Ce travail d’estimation se heurte en outre à d’importantes limites en termes d’échantillonnage. Tous les pays ne peuvent pas faire l’objet d’un échantillonnage, et ce pour diverses raisons : manque de ressources, questions de sécurité ou situations d’urgence humanitaire à grande échelle. La sélection des pays pour une enquête n’est donc pas aléatoire. Les enquêtes de grande ampleur sur les ménages se heurtent également à des problèmes tels que les considérations éthiques en raison du caractère sensible de certaines questions (telles que l’exploitation sexuelle ou la violence), ainsi qu’à la difficulté de recueillir des données sur les enfants.
La plupart de ces difficultés s’appliquent aux travaux sur la prévalence des phénomènes reliés tels que le travail forcé, les mariages forcés et le travail des enfants.

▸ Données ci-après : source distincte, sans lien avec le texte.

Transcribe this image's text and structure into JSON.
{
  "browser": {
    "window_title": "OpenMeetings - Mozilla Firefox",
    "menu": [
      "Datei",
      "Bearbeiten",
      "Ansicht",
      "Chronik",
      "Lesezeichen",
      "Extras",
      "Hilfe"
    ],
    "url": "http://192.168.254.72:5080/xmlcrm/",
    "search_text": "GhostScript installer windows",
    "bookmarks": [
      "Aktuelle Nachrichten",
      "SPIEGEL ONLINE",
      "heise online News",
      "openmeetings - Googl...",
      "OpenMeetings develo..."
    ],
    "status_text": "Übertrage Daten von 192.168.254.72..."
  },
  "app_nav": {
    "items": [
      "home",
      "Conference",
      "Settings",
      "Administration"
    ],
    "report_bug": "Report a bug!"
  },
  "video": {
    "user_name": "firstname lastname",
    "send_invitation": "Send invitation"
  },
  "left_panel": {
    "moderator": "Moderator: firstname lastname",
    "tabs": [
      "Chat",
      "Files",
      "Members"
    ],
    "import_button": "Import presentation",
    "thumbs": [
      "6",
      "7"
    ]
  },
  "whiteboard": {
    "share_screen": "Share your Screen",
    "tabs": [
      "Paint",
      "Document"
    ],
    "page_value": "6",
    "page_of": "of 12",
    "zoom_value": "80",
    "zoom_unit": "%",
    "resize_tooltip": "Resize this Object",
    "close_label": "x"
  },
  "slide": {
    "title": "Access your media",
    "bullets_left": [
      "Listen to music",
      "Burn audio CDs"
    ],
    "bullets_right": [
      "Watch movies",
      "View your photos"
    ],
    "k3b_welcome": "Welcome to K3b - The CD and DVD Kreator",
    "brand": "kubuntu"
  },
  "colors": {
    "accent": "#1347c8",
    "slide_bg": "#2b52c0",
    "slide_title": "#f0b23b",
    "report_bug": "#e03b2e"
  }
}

- La Multiple Systems Estimation est très récente et ne peut être appliquée à l’échelle mondiale : Cette méthode et son application dans le domaine de la lutte contre la traite en sont encore à la phase d’essai dans un petit nombre de pays. Elle peut cependant constituer une bonne estimation de référence lorsque d’autres estimations ne sont pas disponibles, en utilisant un minimum de ressources. Toutefois, cette méthode s’appuie sur de multiples bases de données préexistantes sur les victimes identifiées de la traite d’êtres humains dans les pays où elle est mise en œuvre. Les chercheurs qui ont mis au point cette méthode d’estimation considèrent qu’elle pourrait être utilisée dans environ 50 pays.